Durée de vie réelle des supports
Les durées ci-dessous correspondent à une exposition verticale en plein air sous climat tempéré français, sans laminage de protection. Une orientation plein sud réduit ces valeurs d'environ 30 %, le bord de mer d'autant sur les aciers.

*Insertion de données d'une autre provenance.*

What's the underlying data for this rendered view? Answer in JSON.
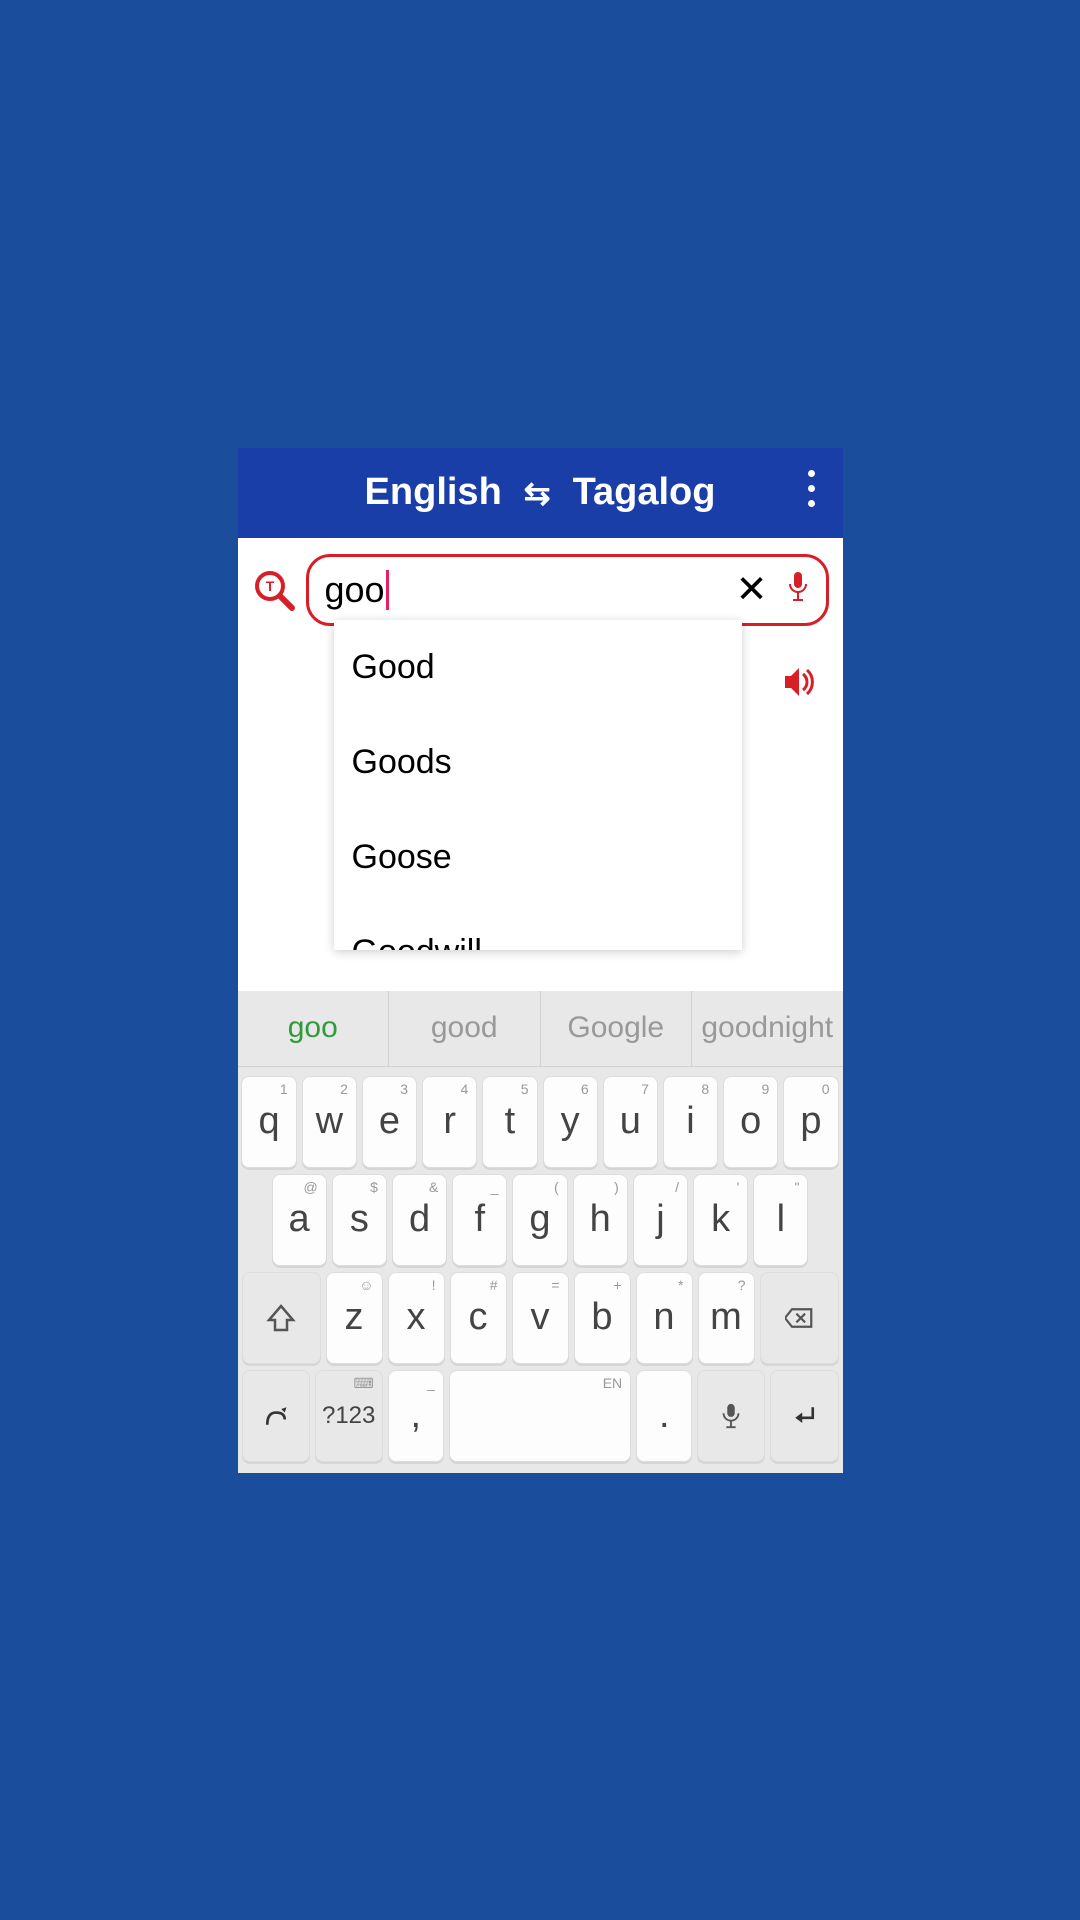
{
  "header": {
    "from": "English",
    "to": "Tagalog"
  },
  "search": {
    "value": "goo"
  },
  "dropdown": [
    "Good",
    "Goods",
    "Goose",
    "Goodwill"
  ],
  "suggestions": [
    "goo",
    "good",
    "Google",
    "goodnight"
  ],
  "keyboard": {
    "row1": [
      {
        "k": "q",
        "s": "1"
      },
      {
        "k": "w",
        "s": "2"
      },
      {
        "k": "e",
        "s": "3"
      },
      {
        "k": "r",
        "s": "4"
      },
      {
        "k": "t",
        "s": "5"
      },
      {
        "k": "y",
        "s": "6"
      },
      {
        "k": "u",
        "s": "7"
      },
      {
        "k": "i",
        "s": "8"
      },
      {
        "k": "o",
        "s": "9"
      },
      {
        "k": "p",
        "s": "0"
      }
    ],
    "row2": [
      {
        "k": "a",
        "s": "@"
      },
      {
        "k": "s",
        "s": "$"
      },
      {
        "k": "d",
        "s": "&"
      },
      {
        "k": "f",
        "s": "_"
      },
      {
        "k": "g",
        "s": "("
      },
      {
        "k": "h",
        "s": ")"
      },
      {
        "k": "j",
        "s": "/"
      },
      {
        "k": "k",
        "s": "'"
      },
      {
        "k": "l",
        "s": "\""
      }
    ],
    "row3": [
      {
        "k": "z",
        "s": "☺"
      },
      {
        "k": "x",
        "s": "!"
      },
      {
        "k": "c",
        "s": "#"
      },
      {
        "k": "v",
        "s": "="
      },
      {
        "k": "b",
        "s": "+"
      },
      {
        "k": "n",
        "s": "*"
      },
      {
        "k": "m",
        "s": "?"
      }
    ],
    "row4": {
      "symnum": "?123",
      "comma": ",",
      "space_lang": "EN",
      "period": "."
    }
  }
}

| Support | Épaisseur | Poids | Tenue dehors | Prix au m² |
|---|---|---|---|---|
| Polypropylène alvéolaire (Akilux) | 3,5 mm | 0,45 kg/m² | 6 à 12 mois | 8 à 16 € |
| PVC expansé (Forex) | 3 à 5 mm | 1,5 à 2,5 kg/m² | 2 à 3 ans | 15 à 32 € |
| Bâche PVC 510 g/m² | 0,5 mm | 0,51 kg/m² | 2 à 4 ans | 8 à 18 € |
| Contreplaqué CTBX filmé | 12 mm | 8 kg/m² | 3 à 5 ans | 25 à 50 € |
| Aluminium composite (Dibond) | 3 mm | 3,8 kg/m² | 8 à 10 ans | 35 à 65 € |
| Aluminium plein laqué | 2 mm | 5,4 kg/m² | 15 ans et plus | 50 à 95 € |
L'Akilux convient à un affichage de campagne ou de chantier court : il se voile dès que l'humidité pénètre les alvéoles. Le PVC expansé se dilate de 0,6 mm par mètre pour 10 °C d'écart, ce qui impose des trous de fixation oblongs au-delà de 1,50 m de longueur. Chaque matériau est détaillé sur panneau Akilux, panneau PVC expansé et panneau Dibond.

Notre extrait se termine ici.